Palais Montcalm Par Isabelle Picard
/ 4 octobre 2004
Le Palais Montcalm, à Québec, subit
présentement des travaux majeurs et redéfinit sa vocation pour devenir la Maison
de la musique et le lieu de résidence des Violons du Roy. Depuis 1932, la
salle Raoul-Jobin du Palais Montcalm était une salle polyvalente qui accueillait
la musique classique, la musique populaire amplifiée, des spectacles de variété,
d'humour, etc. Des travaux avaient été entrepris en 1991 pour tenter de pallier
à certains problèmes de la salle tout en maintenant cette polyvalence, mais
comme l'explique l'architecte à la Ville de Québec Alfred Martel, « après des
analyses de marché, les conclusions ont indiqué que le Palais Montcalm devait se
définir plus précisément, avoir un créneau très pointu. En même temps, les
Violons du Roy étaient présents au Palais Montcalm, donc ça s'est défini presque
de soit, que ça devait être la résidence des Violons du Roy et la Maison de la
musique. » Ce sera la seule salle entièrement vouée à la musique à Québec « et
nous voulons que ce soit la meilleure non seulement à Québec, mais au Québec.

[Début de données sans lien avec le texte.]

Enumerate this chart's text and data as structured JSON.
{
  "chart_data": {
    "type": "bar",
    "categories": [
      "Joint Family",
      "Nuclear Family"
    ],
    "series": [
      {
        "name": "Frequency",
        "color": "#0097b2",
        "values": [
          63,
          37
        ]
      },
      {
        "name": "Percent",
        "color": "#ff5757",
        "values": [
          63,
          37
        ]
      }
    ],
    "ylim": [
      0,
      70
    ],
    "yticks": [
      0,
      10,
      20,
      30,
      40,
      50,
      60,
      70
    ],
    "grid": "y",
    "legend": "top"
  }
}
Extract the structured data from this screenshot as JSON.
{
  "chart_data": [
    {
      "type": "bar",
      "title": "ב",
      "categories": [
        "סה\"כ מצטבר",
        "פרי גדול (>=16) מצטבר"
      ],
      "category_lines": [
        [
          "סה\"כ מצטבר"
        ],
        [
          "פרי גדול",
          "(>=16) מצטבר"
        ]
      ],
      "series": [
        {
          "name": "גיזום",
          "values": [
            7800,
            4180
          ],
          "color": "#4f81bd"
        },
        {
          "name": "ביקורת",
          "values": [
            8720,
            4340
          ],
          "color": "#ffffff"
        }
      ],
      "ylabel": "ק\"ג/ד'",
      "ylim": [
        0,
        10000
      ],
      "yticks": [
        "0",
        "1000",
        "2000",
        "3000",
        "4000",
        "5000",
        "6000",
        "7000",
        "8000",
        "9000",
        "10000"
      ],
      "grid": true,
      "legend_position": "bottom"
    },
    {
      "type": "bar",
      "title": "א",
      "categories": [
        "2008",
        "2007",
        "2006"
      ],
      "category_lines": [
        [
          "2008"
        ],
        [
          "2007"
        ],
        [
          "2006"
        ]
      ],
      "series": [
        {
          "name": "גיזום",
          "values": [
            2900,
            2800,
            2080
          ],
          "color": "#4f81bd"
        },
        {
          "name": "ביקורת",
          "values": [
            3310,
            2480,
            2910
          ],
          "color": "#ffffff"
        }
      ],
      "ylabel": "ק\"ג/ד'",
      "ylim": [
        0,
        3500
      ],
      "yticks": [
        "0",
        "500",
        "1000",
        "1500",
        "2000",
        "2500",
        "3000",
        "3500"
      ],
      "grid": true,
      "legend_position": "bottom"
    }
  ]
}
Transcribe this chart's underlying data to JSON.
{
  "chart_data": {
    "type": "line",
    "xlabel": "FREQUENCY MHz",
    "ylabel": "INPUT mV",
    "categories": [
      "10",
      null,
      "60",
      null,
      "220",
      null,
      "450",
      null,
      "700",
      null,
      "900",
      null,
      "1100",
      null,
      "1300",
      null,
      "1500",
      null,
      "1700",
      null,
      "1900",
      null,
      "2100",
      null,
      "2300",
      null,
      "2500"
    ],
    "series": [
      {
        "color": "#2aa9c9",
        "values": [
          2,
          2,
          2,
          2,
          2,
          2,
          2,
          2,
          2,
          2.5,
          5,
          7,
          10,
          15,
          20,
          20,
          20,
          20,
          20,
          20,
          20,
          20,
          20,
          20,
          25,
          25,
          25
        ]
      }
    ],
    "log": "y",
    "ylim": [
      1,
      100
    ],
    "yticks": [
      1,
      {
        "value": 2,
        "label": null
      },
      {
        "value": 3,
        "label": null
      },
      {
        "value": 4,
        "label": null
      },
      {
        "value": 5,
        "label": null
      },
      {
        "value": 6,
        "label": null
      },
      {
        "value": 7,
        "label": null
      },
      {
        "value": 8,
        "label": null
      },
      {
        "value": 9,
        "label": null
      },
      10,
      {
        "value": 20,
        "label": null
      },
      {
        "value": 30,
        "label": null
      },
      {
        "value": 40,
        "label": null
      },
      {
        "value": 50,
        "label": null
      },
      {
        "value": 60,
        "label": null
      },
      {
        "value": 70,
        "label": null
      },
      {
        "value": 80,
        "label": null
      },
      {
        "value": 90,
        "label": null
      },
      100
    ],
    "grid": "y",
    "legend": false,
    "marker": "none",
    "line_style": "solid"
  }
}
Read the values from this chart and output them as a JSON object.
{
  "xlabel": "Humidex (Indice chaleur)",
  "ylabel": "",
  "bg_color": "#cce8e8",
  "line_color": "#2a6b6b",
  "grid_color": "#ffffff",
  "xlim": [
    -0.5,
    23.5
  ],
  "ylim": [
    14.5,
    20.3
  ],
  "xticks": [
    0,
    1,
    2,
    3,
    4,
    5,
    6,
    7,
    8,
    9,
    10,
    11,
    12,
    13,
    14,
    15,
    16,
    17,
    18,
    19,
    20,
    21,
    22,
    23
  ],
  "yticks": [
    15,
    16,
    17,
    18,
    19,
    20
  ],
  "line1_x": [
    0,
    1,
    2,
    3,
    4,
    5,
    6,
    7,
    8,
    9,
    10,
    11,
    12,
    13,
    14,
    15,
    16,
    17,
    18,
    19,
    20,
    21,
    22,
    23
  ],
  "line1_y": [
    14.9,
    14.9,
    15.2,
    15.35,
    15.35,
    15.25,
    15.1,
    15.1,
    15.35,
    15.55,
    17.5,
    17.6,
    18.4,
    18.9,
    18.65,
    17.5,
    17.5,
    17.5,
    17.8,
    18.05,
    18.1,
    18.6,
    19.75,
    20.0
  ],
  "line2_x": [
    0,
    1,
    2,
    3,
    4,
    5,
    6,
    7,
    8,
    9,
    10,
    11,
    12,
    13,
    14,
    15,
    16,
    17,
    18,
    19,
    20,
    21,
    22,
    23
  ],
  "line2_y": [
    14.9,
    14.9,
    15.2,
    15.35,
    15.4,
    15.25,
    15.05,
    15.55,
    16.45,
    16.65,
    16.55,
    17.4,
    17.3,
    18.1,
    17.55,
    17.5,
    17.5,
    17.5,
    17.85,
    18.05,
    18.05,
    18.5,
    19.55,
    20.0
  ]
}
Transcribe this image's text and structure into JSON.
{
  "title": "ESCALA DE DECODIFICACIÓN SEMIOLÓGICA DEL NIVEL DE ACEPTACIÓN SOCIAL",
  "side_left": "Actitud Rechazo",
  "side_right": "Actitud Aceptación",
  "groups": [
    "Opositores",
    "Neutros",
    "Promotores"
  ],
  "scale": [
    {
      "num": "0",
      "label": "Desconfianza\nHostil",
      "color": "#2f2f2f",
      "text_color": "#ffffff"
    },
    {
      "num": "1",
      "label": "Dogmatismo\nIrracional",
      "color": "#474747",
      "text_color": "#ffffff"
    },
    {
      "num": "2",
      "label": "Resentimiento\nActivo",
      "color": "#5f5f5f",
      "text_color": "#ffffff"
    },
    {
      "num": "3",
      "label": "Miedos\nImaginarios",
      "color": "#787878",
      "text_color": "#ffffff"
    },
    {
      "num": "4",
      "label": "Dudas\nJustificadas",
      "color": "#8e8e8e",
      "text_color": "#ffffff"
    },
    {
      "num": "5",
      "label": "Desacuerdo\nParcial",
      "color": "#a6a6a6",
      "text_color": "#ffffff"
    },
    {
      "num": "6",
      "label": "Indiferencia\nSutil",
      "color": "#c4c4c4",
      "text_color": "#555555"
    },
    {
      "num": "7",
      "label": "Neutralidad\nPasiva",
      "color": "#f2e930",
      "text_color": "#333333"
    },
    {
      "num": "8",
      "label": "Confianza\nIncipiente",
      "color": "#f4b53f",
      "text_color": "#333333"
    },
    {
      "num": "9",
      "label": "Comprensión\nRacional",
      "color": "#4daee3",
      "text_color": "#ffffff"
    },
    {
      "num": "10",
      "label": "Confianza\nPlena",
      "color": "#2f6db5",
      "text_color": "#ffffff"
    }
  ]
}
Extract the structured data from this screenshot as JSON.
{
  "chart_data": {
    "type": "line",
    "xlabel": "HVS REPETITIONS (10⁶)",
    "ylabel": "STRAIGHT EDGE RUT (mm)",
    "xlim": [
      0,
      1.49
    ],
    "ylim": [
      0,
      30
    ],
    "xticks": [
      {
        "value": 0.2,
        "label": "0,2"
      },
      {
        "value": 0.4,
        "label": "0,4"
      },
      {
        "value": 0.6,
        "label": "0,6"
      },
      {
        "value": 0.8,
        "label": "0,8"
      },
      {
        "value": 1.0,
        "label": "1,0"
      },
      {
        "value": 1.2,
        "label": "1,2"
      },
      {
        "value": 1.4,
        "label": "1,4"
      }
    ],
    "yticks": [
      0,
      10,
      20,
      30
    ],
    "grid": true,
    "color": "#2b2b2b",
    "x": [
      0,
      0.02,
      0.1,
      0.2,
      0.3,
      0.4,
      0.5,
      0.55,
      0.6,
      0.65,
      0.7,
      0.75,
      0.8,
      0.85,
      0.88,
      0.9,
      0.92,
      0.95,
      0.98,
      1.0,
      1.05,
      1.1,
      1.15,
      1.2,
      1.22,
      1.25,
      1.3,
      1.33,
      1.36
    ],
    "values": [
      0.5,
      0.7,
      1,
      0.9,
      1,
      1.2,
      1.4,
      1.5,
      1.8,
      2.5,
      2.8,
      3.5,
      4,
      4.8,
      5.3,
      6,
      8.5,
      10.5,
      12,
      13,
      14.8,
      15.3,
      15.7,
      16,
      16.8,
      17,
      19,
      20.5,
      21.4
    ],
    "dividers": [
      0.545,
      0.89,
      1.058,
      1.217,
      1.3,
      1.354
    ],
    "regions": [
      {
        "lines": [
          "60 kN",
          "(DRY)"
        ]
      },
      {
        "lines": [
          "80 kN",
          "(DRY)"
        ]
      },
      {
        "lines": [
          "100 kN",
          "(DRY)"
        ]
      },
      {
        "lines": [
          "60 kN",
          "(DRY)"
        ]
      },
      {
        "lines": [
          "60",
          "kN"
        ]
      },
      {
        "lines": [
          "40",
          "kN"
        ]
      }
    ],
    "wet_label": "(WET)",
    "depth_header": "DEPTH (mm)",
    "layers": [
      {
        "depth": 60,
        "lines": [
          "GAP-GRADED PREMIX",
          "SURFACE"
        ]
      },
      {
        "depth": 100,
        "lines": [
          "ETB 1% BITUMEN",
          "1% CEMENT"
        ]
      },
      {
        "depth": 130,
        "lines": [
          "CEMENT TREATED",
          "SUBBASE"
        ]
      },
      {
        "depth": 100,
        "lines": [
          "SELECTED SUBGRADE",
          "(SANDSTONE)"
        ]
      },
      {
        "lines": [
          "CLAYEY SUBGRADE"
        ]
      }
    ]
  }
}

Déjà, c'est un grand objectif ! »
Les travaux, qui ont débuté à la mi-août, sont
d'une ampleur considérable : « dans le fond, les travaux que nous faisons, c'est
la démolition de la salle et la construction d'une salle complètement neuve ».
La façade est évidemment conservée. Au moment d'écrire cet article, les murs et
le toit étaient démolis, et on allait commencer à creuser, dans le roc, pour
abaisser le plancher et agrandir la scène. « Dans les critères des acousticiens,
la hauteur (le volume acoustique) est très importante. Ils nous parlaient de 17
mètres. Nous avions prévu d'élever le toit de 3 mètres, pour atteindre les 17
mètres, sauf que ça augmentait les coûts. L'autre option, le concept que nous
avons adopté, est de descendre la salle. Au lieu de remonter le toit, nous
descendons le plancher. On se retrouvera avec un parterre au niveau de l'entrée,
alors qu'avant il fallait monter un escalier. »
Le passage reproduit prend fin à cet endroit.